The poll was administered by Parker, MSU HELPS Lab Director Eric Raile, and Elizabeth Shanahan, all professors in the Department of Political Science in the MSU College of Letters and Science, as well as Pavielle Haines of the Center on American Politics at the University of Denver. In all, 503 Coloradans responded to the survey from April 10- 19; 738 Montanans responded to the survey April 10-27; 481 North Dakotans responded April 10-25; and 498 Utahns responded April 10-15.
Parker said the four states surveyed were selected for their geographical proximity yet cultural and political variances. The states had different restrictions and degrees of stay-at-home orders, including no orders in North Dakota. He said the political scientists thought that with many respondents at home and on computers, often consuming a great deal of news-related content, the poll could capture a snapshot of a distinct period of regional history. Parker said the pollsters sought to build upon successful polls that the MSU team had conducted both before and after the 2018 elections.
“There are a lot of different dimensions in these four states that have geographical similarity,” he said.
The poll was funded by the Office of the Vice President of Research, Economic Development and Graduate Education at MSU, the Department of Political Science at MSU, and the Center on American Politics at the University of Denver. Data and more information may be found at http://helpslab.montana. edu/.

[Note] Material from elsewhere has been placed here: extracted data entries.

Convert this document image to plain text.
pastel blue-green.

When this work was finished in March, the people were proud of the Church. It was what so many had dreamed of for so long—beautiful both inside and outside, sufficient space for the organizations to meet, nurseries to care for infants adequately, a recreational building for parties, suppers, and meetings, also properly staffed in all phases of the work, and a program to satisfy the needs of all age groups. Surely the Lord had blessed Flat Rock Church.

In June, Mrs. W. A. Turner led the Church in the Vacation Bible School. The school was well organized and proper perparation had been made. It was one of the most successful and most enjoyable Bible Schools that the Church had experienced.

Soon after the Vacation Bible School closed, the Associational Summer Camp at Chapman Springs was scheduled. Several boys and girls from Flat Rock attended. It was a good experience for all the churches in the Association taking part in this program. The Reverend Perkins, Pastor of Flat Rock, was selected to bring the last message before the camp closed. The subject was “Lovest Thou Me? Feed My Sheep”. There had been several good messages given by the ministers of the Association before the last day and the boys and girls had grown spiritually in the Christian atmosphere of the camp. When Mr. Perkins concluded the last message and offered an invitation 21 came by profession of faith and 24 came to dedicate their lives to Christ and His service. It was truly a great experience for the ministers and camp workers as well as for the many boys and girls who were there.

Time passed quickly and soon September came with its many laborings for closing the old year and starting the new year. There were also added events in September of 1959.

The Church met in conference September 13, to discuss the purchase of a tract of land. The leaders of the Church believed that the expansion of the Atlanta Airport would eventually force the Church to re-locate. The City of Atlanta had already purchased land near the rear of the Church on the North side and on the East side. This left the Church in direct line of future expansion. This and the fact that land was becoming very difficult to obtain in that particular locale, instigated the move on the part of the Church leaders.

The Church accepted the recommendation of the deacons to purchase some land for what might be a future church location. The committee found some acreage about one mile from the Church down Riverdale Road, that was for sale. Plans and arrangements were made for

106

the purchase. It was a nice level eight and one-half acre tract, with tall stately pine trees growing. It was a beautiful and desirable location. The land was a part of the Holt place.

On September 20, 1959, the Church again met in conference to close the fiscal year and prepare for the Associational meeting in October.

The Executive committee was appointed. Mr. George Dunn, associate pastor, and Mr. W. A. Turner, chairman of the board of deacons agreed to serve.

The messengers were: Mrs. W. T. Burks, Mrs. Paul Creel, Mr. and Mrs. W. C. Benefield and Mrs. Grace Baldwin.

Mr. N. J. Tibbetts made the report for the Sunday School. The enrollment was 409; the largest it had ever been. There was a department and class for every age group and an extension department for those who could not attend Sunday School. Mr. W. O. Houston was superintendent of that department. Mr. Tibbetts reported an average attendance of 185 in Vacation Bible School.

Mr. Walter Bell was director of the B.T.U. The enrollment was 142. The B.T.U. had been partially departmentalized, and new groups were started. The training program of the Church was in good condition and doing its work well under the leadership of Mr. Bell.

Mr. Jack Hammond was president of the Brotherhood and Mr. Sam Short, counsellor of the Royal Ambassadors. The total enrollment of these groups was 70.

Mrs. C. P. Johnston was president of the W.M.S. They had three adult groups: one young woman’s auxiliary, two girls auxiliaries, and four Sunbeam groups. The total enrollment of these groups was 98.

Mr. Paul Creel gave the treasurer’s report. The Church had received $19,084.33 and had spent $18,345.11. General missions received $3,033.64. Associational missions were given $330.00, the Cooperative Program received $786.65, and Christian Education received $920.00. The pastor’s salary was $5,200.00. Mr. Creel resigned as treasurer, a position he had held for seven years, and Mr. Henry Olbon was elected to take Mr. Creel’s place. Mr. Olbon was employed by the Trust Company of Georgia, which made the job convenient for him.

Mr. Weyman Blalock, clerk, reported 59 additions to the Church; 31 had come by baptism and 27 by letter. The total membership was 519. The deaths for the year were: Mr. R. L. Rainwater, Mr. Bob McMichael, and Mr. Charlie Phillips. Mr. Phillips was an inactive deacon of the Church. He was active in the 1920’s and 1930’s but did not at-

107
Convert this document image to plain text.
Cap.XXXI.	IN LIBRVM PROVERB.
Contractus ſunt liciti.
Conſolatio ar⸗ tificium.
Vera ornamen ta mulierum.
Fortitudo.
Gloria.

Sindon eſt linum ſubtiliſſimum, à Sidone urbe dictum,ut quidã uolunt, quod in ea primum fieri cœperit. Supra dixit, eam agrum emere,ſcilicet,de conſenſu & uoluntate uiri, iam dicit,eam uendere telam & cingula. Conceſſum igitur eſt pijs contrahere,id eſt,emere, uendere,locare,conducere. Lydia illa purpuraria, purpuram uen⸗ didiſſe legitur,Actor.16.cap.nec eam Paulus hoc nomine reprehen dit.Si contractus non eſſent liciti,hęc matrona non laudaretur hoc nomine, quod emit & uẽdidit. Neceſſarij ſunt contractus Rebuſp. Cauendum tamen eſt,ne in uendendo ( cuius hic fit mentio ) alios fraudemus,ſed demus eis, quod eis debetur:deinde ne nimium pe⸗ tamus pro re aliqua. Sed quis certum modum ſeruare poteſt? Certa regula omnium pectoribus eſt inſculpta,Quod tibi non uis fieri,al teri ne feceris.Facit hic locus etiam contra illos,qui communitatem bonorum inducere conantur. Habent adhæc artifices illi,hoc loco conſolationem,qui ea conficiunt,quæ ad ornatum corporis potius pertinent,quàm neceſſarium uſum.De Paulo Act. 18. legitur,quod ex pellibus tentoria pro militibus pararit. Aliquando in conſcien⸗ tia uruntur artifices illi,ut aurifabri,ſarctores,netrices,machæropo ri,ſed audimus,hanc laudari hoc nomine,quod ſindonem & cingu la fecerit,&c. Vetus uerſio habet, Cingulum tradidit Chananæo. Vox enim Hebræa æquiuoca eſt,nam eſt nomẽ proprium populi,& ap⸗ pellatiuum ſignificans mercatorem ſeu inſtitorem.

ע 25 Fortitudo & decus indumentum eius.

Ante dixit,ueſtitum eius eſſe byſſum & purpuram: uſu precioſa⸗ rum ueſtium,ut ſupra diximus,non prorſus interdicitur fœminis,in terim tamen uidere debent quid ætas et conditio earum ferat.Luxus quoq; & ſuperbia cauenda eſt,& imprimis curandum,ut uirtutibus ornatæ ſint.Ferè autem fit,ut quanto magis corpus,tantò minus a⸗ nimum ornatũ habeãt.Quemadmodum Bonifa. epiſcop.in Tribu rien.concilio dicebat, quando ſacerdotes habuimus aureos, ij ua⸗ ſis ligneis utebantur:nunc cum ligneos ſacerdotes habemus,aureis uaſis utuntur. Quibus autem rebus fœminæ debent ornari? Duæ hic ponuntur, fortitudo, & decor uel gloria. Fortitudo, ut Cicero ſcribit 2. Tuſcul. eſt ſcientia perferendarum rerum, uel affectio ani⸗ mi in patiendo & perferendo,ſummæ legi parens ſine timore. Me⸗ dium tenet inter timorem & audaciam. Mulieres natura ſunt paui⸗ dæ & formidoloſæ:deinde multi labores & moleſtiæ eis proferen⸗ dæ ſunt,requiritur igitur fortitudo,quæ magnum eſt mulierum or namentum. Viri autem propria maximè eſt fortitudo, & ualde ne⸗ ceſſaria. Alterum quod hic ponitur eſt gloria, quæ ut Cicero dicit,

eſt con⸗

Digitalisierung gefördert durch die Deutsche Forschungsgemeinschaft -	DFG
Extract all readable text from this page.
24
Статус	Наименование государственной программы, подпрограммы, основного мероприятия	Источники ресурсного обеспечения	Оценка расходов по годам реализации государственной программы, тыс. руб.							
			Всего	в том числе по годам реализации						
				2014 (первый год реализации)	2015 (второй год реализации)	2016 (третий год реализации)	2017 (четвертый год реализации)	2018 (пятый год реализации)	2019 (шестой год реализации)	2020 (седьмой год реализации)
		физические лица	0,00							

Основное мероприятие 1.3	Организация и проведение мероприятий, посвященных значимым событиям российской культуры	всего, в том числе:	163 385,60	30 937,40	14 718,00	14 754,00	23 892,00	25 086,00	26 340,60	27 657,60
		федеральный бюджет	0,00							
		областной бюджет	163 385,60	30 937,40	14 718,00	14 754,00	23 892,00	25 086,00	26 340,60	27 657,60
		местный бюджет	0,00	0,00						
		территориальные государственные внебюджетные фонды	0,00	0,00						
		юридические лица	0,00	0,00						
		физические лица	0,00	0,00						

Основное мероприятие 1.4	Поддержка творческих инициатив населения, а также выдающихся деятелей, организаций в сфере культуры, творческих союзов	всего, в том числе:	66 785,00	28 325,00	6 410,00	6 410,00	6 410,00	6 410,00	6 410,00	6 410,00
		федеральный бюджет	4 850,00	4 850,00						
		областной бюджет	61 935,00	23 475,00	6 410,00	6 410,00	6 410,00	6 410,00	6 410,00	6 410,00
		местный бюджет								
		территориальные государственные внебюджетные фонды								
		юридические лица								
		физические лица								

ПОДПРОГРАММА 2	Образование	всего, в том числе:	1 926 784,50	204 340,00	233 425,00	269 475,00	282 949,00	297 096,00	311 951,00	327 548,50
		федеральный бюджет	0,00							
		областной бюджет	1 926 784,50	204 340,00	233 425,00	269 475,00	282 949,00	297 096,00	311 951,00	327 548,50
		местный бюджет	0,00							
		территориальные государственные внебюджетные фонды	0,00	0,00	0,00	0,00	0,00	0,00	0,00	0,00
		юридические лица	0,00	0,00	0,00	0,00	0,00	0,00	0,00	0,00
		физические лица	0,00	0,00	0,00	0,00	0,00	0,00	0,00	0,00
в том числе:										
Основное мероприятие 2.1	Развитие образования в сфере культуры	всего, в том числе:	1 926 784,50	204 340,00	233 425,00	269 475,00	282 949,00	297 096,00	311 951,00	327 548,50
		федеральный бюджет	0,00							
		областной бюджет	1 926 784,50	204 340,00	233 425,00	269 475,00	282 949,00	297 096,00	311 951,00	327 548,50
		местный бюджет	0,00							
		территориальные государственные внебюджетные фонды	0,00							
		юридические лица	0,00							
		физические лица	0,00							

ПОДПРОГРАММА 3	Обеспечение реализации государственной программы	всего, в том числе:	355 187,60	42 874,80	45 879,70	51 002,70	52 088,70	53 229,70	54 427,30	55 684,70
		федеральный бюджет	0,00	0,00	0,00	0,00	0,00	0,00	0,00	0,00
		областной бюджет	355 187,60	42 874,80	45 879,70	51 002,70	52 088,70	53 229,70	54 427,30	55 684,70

Key findings from the poll were:
•Most people report that the coronavirus is a source of significant stress in their lives (“moderately” or “very” stressful), with women reporting higher levels of stress than men. Younger adults tend to report higher levels of stress and disruption associated with the coronavirus. People are generally not very worried about being able to get tested or treated — about 60-65 percent express little or no worry about access to tests if they develop symptoms of the disease. People are more concerned that someone in their social circle will become seriously ill than they are concerned that the health care system will become overloaded.
•About one-third to onehalf of people across all four states are “moderately” or “very” worried about local availability of health care services because of the coronavirus, while roughly three-quarters of people fear the collapse of small businesses in their state and a national economic depression.
•People are highly attentive to news on the coronavirus, with television being the most important source. People are hungry for information about many aspects of the pandemic, but the most important information they seek is about cures and vaccines. Information about medical supplies is the second- most important type of information being sought. People overall are much more interested in what scientists are saying about the coronavirus than what political, business and religious leaders are saying.
•The vast majority of people appear to be complying with public health guidelines. Unnecessary social interactions and trips outside the home are down for most people, and most people are being more proactive about hygiene.
•Overall, people are looking for government intervention. Majorities of 65 percent or greater would support a federal stay-at-home order. A majority of Republicans, Democrats and Independents in all four states support such a federal directive. This suggests that although protestors advocating for the reopening of the economy are gaining a great deal of media attention, they represent a small minority. Views about whether government stay-at-home orders were necessary to achieve compliance from the public basically corresponded to the current state-level policies.
People are also looking to the government to address the economic fallout of the pandemic. Large majorities, regardless of partisanship, support government financial assistance to individuals and small businesses. People are much less convinced about financial assistance for large corporations.